Many researchers have made efforts to develop two-dimensional grid-free CB methods based on planar microphone arrays, which enables the identification of the sources lying in the hemispherical space in front of the arrays. In 2017, Yang et al. proposed a two-dimensional grid-free CB method based on atomic norm minimization (ANM),¹⁷ and later introduced iterative reweighted ANM to improve spatial resolution.^18,19 In 2019, Yang et al. exploited multiple-snapshot measurements to enhance the performance²⁰ and developed an efficient solver based on the alternating direction method of multipliers (ADMM).²¹ Tang et al. solved the ANM problem in the dual domain by defining a spatial spectral function related to the dual polynomial.²² In 2020, Liu et al. proposed an iterative Vandermonde decomposition and shrinkage thresholding-based two-dimensional grid-free CB method,²³ which solves its model using accelerated proximal mapping and alternating projections. This method avoids performance degradation caused by inaccurate SNR estimation.

The core of the above two-dimensional grid-free CB methods is to formulate and solve the ANM model, for which the construction of a two-level Toeplitz matrix is essential. Therefore, the existing two-dimensional grid-free CB methods can be only applied to regular array configurations, such as uniform or sparse rectangular microphone arrays.²⁴ For a given number of microphones and equivalent array diameters, regular microphone arrays have a larger minimum spacing between microphones.

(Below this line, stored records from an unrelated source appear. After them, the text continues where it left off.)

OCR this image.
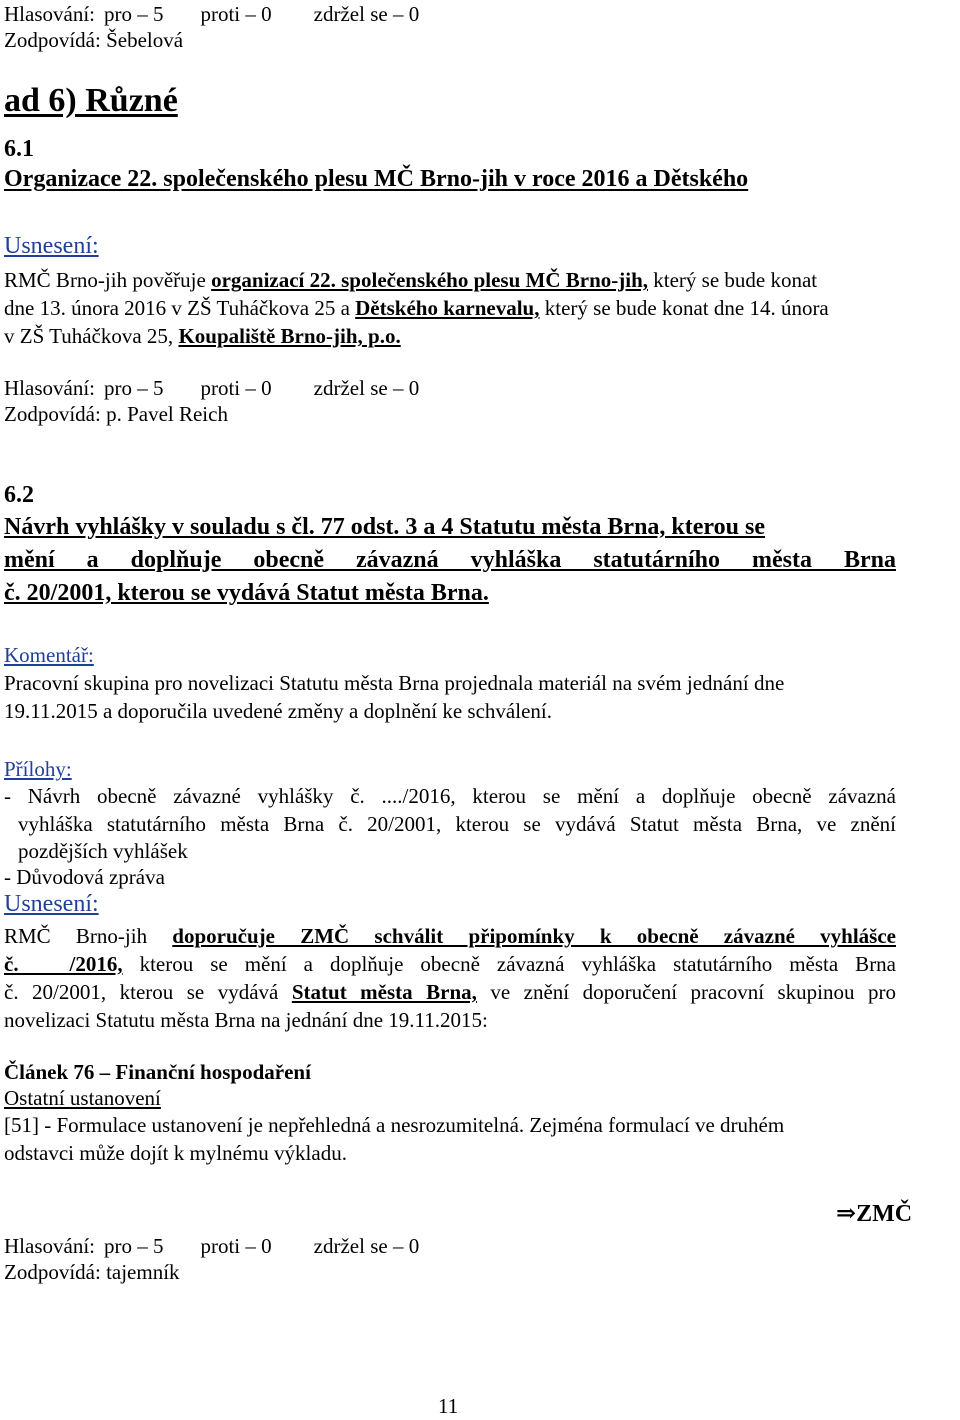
Hlasování: pro – 5 proti – 0 zdržel se – 0
Zodpovídá: Šebelová
ad 6) Různé
6.1
Organizace 22. společenského plesu MČ Brno-jih v roce 2016 a Dětského
Usnesení:
RMČ Brno-jih pověřuje organizací 22. společenského plesu MČ Brno-jih, který se bude konat
dne 13. února 2016 v ZŠ Tuháčkova 25 a Dětského karnevalu, který se bude konat dne 14. února
v ZŠ Tuháčkova 25, Koupaliště Brno-jih, p.o.
Hlasování: pro – 5 proti – 0 zdržel se – 0
Zodpovídá: p. Pavel Reich
6.2
Návrh vyhlášky v souladu s čl. 77 odst. 3 a 4 Statutu města Brna, kterou se
mění a doplňuje obecně závazná vyhláška statutárního města Brna
č. 20/2001, kterou se vydává Statut města Brna.
Komentář:
Pracovní skupina pro novelizaci Statutu města Brna projednala materiál na svém jednání dne
19.11.2015 a doporučila uvedené změny a doplnění ke schválení.
Přílohy:
- Návrh obecně závazné vyhlášky č. ..../2016, kterou se mění a doplňuje obecně závazná
vyhláška statutárního města Brna č. 20/2001, kterou se vydává Statut města Brna, ve znění
pozdějších vyhlášek
- Důvodová zpráva
Usnesení:
RMČ Brno-jih doporučuje ZMČ schválit připomínky k obecně závazné vyhlášce
č.   /2016, kterou se mění a doplňuje obecně závazná vyhláška statutárního města Brna
č. 20/2001, kterou se vydává Statut města Brna, ve znění doporučení pracovní skupinou pro
novelizaci Statutu města Brna na jednání dne 19.11.2015:
Článek 76 – Finanční hospodaření
Ostatní ustanovení
[51] - Formulace ustanovení je nepřehledná a nesrozumitelná. Zejména formulací ve druhém
odstavci může dojít k mylnému výkladu.
⇒ZMČ
Hlasování: pro – 5 proti – 0 zdržel se – 0
Zodpovídá: tajemník
11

According to the spatial Nyquist criterion,^25,26 when the minimum spacing between microphones exceeds half the wavelength, DOA estimation may become ambiguous, i.e., high-frequency spatial aliasing occurs. The existing two-dimensional grid-free CB methods process signals at a single frequency, and therefore, their upper applicable frequency limit is constrained by the spatial Nyquist criterion.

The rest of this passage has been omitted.